The problem that Stephanie and others at the Library of Congress were dealing with was restoring old documents that had been muddied over the years.  Some of these historical papers contained interesting and important information that was no longer legible or visible to a human eye.  The main tool they used to unveil the material hidden under layers of rewrites or even entirely different texts is called hyperspectral imaging.  By using some light voodoo, they were able to see what the original writings said.  One particular paper that I found interesting was the anatomical drawing that had been covered up by several layers of different writings over the years.  These kinds of documents are the only ones of their kind and, according to National Treasure, they could lead us to treasure troves hidden on papers right in front of our eyes.

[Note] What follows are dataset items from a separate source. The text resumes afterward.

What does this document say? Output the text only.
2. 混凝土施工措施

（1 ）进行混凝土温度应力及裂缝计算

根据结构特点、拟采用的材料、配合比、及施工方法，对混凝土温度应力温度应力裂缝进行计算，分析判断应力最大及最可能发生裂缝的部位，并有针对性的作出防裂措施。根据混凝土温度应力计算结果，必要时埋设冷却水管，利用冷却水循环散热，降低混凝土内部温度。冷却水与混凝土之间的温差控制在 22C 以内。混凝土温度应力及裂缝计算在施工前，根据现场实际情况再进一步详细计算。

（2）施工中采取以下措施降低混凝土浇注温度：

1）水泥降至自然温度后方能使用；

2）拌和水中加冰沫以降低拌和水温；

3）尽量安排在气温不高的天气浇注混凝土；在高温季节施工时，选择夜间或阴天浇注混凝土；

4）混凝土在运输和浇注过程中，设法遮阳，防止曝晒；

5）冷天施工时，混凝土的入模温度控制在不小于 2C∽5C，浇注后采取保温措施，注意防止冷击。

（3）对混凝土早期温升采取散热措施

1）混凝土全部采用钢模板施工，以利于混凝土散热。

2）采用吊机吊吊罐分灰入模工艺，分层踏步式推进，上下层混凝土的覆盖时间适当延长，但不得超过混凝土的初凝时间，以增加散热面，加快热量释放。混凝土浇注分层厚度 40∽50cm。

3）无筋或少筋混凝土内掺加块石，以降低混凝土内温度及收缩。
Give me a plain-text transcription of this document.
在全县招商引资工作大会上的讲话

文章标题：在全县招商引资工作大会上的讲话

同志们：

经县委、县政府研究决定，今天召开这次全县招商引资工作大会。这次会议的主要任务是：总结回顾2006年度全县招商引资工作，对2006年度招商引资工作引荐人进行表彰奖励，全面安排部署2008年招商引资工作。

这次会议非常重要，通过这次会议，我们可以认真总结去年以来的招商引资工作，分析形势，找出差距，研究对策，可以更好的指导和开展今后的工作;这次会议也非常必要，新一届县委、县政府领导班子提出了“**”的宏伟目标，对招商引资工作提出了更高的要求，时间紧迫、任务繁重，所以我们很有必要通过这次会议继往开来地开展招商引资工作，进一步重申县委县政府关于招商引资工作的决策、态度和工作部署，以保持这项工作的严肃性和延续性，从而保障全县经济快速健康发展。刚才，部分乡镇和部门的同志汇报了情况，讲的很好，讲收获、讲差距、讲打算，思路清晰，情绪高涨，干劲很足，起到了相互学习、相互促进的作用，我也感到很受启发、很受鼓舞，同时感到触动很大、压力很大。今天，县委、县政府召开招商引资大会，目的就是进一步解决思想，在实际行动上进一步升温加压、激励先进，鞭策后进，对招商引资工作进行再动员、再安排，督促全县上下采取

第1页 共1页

I love computers and the 3D modeling has been my favorite tool we’ve discovered in this class by far so it isn’t surprising that I thought hyperspectral imaging was also amazing.  To me, hyperspectral imaging is something that most people will think is pretty cool then forget about in the next few days.  This kind of thought makes me sad because the amount of brilliance and ingenuity that had to have gone into using different spectrums of light to look at paper is definitely way over my head and will probably stay there for the rest of my life.  Something I really liked about the presentation was the different ways she showed how it could be applied and used some cool concrete examples.  All of them were very entertaining and cool which is unusual because history is a subject I’m not particularly fond of.  I’m not sure if Stephanie would have been the right person to ask, but I would have liked to know more about how this technique actually works.  She explained how it used different wavelengths and whatnot, but I could have listened to a whole class explaining in detail how the computers and chemistry work together to find miniature grooves or traces of ink to determine the composition and color of text that had been cleaned off long ago.  I would take a course with her because I thought the examples were a great teaching tool and kept me engaged throughout the presentation.  If she could manage that for a whole 12 weeks, I wouldn’t even mind learning about the history of fonts.